The cemetery outside, amid aspens, evergreens and birch, is no less burdened with symbolism. A fine Peipsi mist settles on the grave markers: traditional Orthodox crosses with twin diagonal bars, inscribed at the top with the names of the deceased next to their photograph.Some have been knocked flat, others are overgrown; some have congregated in conspiratorial huddles and others are isolated, surrounded by gaps of grass, where other markers might once have been. The chaos seems illustrative of the fight for the survival of the old beliefs, neither Russian nor Estonian, on the shores of this frigid lake.
Estonia’s capital, Tallinn, has never been razed or pillaged, unlike so much of the Baltic states, and the medieval old town has retained its ancient charm.

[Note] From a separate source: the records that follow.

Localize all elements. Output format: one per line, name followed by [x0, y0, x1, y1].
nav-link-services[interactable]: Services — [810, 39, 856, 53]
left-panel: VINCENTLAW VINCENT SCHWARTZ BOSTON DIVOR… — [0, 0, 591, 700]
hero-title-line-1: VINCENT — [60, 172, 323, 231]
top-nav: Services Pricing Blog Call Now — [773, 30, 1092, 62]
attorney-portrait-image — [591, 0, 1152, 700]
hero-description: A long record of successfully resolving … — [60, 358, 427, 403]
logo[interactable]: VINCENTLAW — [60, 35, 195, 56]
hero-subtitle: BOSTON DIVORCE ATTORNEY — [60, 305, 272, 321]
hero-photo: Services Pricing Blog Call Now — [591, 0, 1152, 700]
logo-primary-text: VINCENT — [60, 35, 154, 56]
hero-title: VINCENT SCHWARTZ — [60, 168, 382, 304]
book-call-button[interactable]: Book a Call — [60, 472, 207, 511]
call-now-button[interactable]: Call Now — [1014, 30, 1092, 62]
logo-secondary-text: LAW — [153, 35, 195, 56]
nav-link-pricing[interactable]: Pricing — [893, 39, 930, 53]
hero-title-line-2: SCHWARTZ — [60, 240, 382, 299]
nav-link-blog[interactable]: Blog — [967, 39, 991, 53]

Neglected by the Bolsheviks as unworthy of modern communism, the city has been restored to a technicolour chocolate-box prettiness (Tallinn became a Unesco world cultural heritage site in 1997) in a way that Narva and starovery communities could never be. Businesses in the old town require their staff to dress like medieval peasants lest anything spoil the experience for tourists.
The Estonian tricolour flies again over Toompea Castle, near the old town, although even in this modern and independent Tallinn, where cruise ships disgorge their summer loads to scour the old town alleyways and buy things they don’t need, the shadow of repression is never far away.
Patarei, a fortress built in 1840 by Nicholas I of Russia to protect the sea route into St Petersburg, served as a prison in Soviet times. The big stone building is being converted into a museum but for now remains a derelict, evil-looking edifice behind barbed wire, incongruous in its setting so close to the old town and the sailing boats on Tallinn’s harbour.
More enlightening are the downtown Museum of Occupations and Freedom (plural because it covers both Soviet and Nazi periods) and the former KGB building, its basement windows bricked up to prevent the sound of interrogations and torture from reaching passers-by on Pikk Street. Estonians referred to this “headquarters of the organ of repression of the Soviet occupational power” with gallows humour as “the tallest building in the country”: even from the basement you could see Siberia.
The actual tallest building in Tallinn is next door. At 159 metres, the Gothic spire of St Olaf’s churchmay have been taller than anything else built by man when it was erected, at the end of the 15th century. I see white flecks of water and boats leaning into the breeze on the Baltic Sea from the observation deck below the spire, from where, it is said, the architect fell to his death. Legend has it that, as his lifeless form lay on the street below, a toad and a snake emerged from his jaws.
Estonia is a nation of contradictions. Its people love the outdoors but 100,000 attended the 1975 funeral of chess player Paul Keres, who they subsequently voted “sportsman of the century”. It’s a country of starovery but was also the least religious nation on Earth in 2009, according to a Gallup poll (although that award now goes to China).
As I look back from the Helsinki ferry (the Finnish capital is a 2½-hour ride from Tallinn) towards St Olaf’s spire, I decide I will return. I have become something of an old believer in Estonia, too.